As is clear from the above description, the present invention is a combination of a push switch and a push-and-turn type rotary switch, in which the push-button switch can be opened and closed by operating the first operating member, and the push-and-turn function can be performed by operating the second operating member. The switching of the rotary type changeover switch can be performed completely independently,
It is possible to provide a switch device which has an excellent effect of preventing problems such as when a push switch is turned on against the operator's will due to interlocking of the first operation member when the second operation member is moved.

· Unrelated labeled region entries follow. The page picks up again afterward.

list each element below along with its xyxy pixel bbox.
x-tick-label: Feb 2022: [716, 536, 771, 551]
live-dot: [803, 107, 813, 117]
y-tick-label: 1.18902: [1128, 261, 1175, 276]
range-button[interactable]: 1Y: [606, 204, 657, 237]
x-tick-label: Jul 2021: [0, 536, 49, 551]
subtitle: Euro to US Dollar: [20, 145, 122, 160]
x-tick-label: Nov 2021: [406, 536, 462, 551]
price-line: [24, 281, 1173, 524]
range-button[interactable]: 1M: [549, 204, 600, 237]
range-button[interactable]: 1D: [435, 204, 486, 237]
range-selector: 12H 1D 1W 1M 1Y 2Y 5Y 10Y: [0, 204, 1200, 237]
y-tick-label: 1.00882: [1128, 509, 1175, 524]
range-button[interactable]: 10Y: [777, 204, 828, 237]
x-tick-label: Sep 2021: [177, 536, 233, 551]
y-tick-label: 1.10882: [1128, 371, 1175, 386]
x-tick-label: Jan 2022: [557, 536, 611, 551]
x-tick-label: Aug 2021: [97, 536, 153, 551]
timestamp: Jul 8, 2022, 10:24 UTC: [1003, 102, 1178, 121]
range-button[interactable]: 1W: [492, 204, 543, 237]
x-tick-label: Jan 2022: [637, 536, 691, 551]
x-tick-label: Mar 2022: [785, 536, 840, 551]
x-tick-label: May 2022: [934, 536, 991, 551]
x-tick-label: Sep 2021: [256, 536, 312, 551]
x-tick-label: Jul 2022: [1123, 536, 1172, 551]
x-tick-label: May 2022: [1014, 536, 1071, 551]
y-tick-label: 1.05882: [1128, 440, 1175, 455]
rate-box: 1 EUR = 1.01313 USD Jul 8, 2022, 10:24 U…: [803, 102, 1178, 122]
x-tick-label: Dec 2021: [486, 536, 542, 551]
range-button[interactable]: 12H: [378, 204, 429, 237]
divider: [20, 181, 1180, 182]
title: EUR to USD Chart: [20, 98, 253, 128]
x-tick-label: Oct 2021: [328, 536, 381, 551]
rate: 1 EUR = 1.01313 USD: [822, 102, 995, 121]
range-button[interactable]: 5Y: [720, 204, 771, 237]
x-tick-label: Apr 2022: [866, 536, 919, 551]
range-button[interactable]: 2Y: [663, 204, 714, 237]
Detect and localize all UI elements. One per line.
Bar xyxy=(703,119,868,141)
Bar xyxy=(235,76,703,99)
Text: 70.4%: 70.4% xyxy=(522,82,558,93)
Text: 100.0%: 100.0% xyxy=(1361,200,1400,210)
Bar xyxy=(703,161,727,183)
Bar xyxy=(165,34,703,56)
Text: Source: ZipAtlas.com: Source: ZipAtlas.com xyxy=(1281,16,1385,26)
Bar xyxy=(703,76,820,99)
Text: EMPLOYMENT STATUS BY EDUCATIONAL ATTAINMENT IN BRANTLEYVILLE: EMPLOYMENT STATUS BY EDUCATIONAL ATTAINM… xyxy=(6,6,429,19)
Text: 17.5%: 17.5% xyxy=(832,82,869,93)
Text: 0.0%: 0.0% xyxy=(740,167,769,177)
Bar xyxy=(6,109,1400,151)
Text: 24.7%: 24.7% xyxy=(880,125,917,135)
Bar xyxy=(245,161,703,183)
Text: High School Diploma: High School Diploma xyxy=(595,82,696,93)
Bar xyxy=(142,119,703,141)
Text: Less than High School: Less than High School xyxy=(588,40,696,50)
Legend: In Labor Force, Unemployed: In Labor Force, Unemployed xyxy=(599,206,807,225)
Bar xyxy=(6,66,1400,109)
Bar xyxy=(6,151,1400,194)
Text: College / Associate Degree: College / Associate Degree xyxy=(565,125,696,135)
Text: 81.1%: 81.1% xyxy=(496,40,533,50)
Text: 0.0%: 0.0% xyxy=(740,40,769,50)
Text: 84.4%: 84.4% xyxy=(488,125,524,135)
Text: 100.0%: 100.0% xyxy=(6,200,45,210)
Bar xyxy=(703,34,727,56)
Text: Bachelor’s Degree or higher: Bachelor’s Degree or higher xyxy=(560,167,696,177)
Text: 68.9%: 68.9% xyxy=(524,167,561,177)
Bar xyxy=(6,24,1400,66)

[Brief explanation of drawings]

The drawings show one embodiment of the present invention, in which Fig. 1 is an overall vertical sectional view, Fig. 2 is an external view seen from the direction of the arrow in Fig. 1, and Fig. 3 is an external view seen from the direction of the arrow in Fig. 1. FIG. 4 is an external view of the holding member viewed from the direction opposite to the arrow in FIG. 1, FIG. 5 is a sectional view taken along the line - in FIG. 7 is a vertical side view of the rotor, FIG. 8 is a rear view of the rotor, FIG. 9 is an external view of the rotor as seen from the direction of the arrow in FIG. 1, and FIG. 10 is a side view of the rotor. 9
It is a partial external view seen from the arrow direction in the figure. In the figure, 1 is a base, 4 is an insulating member, 6 is a pipe,
7 is a holding member, 8 is a first notch, 9 is a second notch (notch), 10 is a first operating member, 11 is an engaging claw, 18 is a push switch, 19 is a rotor, and 20 is a rib. , 21 is a rectangular protrusion, 22 is a convex portion, 23 is a second operating member, 23a is a support portion, 3
2 is a rotation regulating recess, 33 is a rotor, and 40 is a changeover switch.

Claims (1)

[Scope of utility model registration request] A pipe provided on a base body, a holding member rotatably attached to this pipe, a first operating member provided on this holding member so as to be pressable in the axial direction of the pipe, and this first operating member. a push switch that is opened and closed in response to a pressing operation of the operating member; a second operating member that is formed to surround the peripheral side of the first operating member; a support part that supports a second operating member so as to be rotatable and movable in the axial direction with respect to the pipe; a notch formed in the holding member and into which the support part is fitted so as to be movable in the axial direction; A switch device comprising a changeover switch that is switched in response to a rotational operation and a movement operation of the second operating member.